Rinuncia al ricorso non notificata ma accettata dal resistente integra estinzione (TAR Lazio n. 3929 del 02.03.2026)
Principi di diritto (Massima)
Nel processo amministrativo la rinuncia al ricorso determina l’estinzione del giudizio ai sensi degli artt. 35, comma 2, lett. c) e 84 c.p.a. anche quando non sia stata notificata alla controparte, purché la parte resistente abbia sottoscritto l’atto per accettazione. La sottoscrizione per accettazione integra, infatti, la certa acquisizione della conoscenza della rinuncia e manifesta l’assenza di interesse alla prosecuzione del giudizio, rendendo la rinuncia stessa rituale. L’abbandono del ricorso è rimesso alla disponibilità della parte che agisce ed è subordinato alla provenienza dalla parte o dal procuratore munito di mandato speciale e all’intervenuta conoscenza della controparte, conseguibile in forma notificatoria o mediante forme equipollenti.
Il Fatto
La società ricorrente ha impugnato la nota del GSE del 20 ottobre 2022, con la quale il Gestore ha comunicato la sospensione e il conguaglio degli incentivi relativi a un impianto in Conto Energia, contestando il meccanismo di rimodulazione della Tariffa Fissa Onnicomprensiva. Con motivi aggiunti del 20 aprile 2023 la società ha esteso l’impugnazione al provvedimento GSE del 3 marzo 2023, recante la conclusione del procedimento di adeguamento dell’algoritmo di applicazione della tariffa rimodulata e la rideterminazione del conguaglio 2021.
Con atto depositato il 14 gennaio 2026 la ricorrente ha dichiarato di voler rinunciare al giudizio, chiedendo la declaratoria di estinzione ai sensi dell’art. 84 c.p.a. e la compensazione delle spese. L’atto reca in calce l’accettazione del GSE tanto della rinuncia quanto della richiesta di compensazione.

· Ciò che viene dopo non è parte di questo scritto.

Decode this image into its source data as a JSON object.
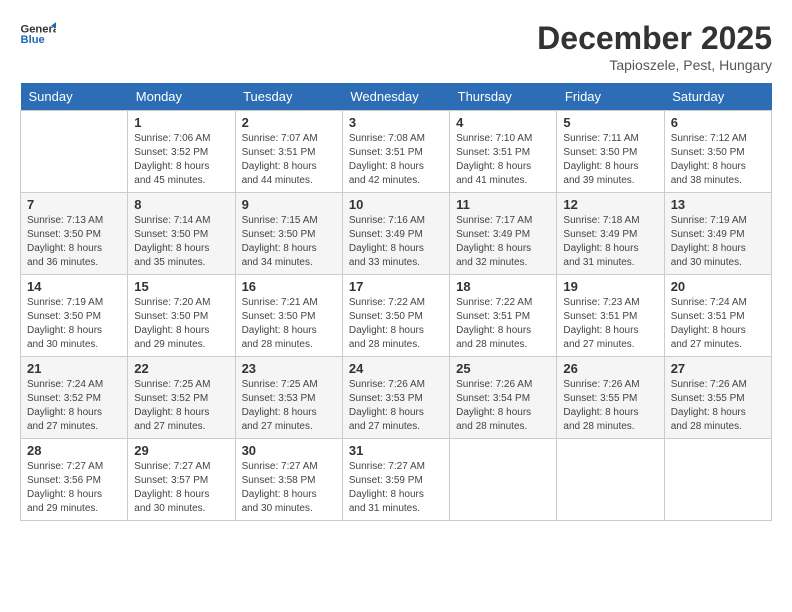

La Motivazione della Corte
Il Collegio ha esaminato anzitutto l’eccezione relativa alla mancata notificazione della rinuncia alla controparte. Ha richiamato l’art. 84, comma 1, c.p.a., secondo cui la parte può rinunciare al ricorso in ogni stato e grado del giudizio mediante dichiarazione sottoscritta da essa stessa o dall’avvocato munito di mandato speciale e depositata presso la segreteria, oppure mediante dichiarazione resa in udienza e documentata nel verbale. La norma prescrive altresì che la rinuncia sia notificata alle altre parti almeno dieci giorni prima dell’udienza e che, in difetto di opposizione delle parti interessate alla prosecuzione, il processo si estingua.
Il Tribunale ha osservato che l’abbandono del ricorso è integralmente rimesso alla parte che agisce ed è sottoposto a due sole condizioni: la provenienza dalla parte o dal suo procuratore espressamente autorizzato e l’intervenuta conoscenza della controparte dell’atto di rinuncia. Questa conoscenza può essere conseguita in modo formale, con la notifica o la dichiarazione agli atti, ma anche mediante forme equipollenti.
Tra le forme equipollenti rientrano, secondo il Collegio, la dichiarazione resa in udienza, il deposito in udienza dell’atto di rinuncia sottoscritto personalmente dalla parte, nonché la dichiarazione sottoscritta dalla ricorrente e, per adesione, dalle difese delle altre parti costituite. Sul punto la sentenza richiama il precedente del Consiglio di Stato, Sez. V, n. 4429 del 2015.
Nel caso concreto, la sottoscrizione per accettazione dell’atto di rinuncia da parte del GSE dimostra la certa acquisizione della conoscenza della rinuncia medesima. Il Collegio ha quindi ritenuto la rinuncia ritualmente proposta e ha dichiarato l’estinzione del giudizio ai sensi degli artt. 35, comma 2, lett. c) e 84 c.p.a.
Quanto alle spese di lite, il Tribunale le ha compensate tra le parti, tenuto conto del consenso manifestato al riguardo dalla controparte. Il P.Q.M. ha quindi dichiarato l’estinzione del ricorso per rinuncia e compensato le spese, ordinando l’esecuzione della sentenza da parte dell’autorità amministrativa.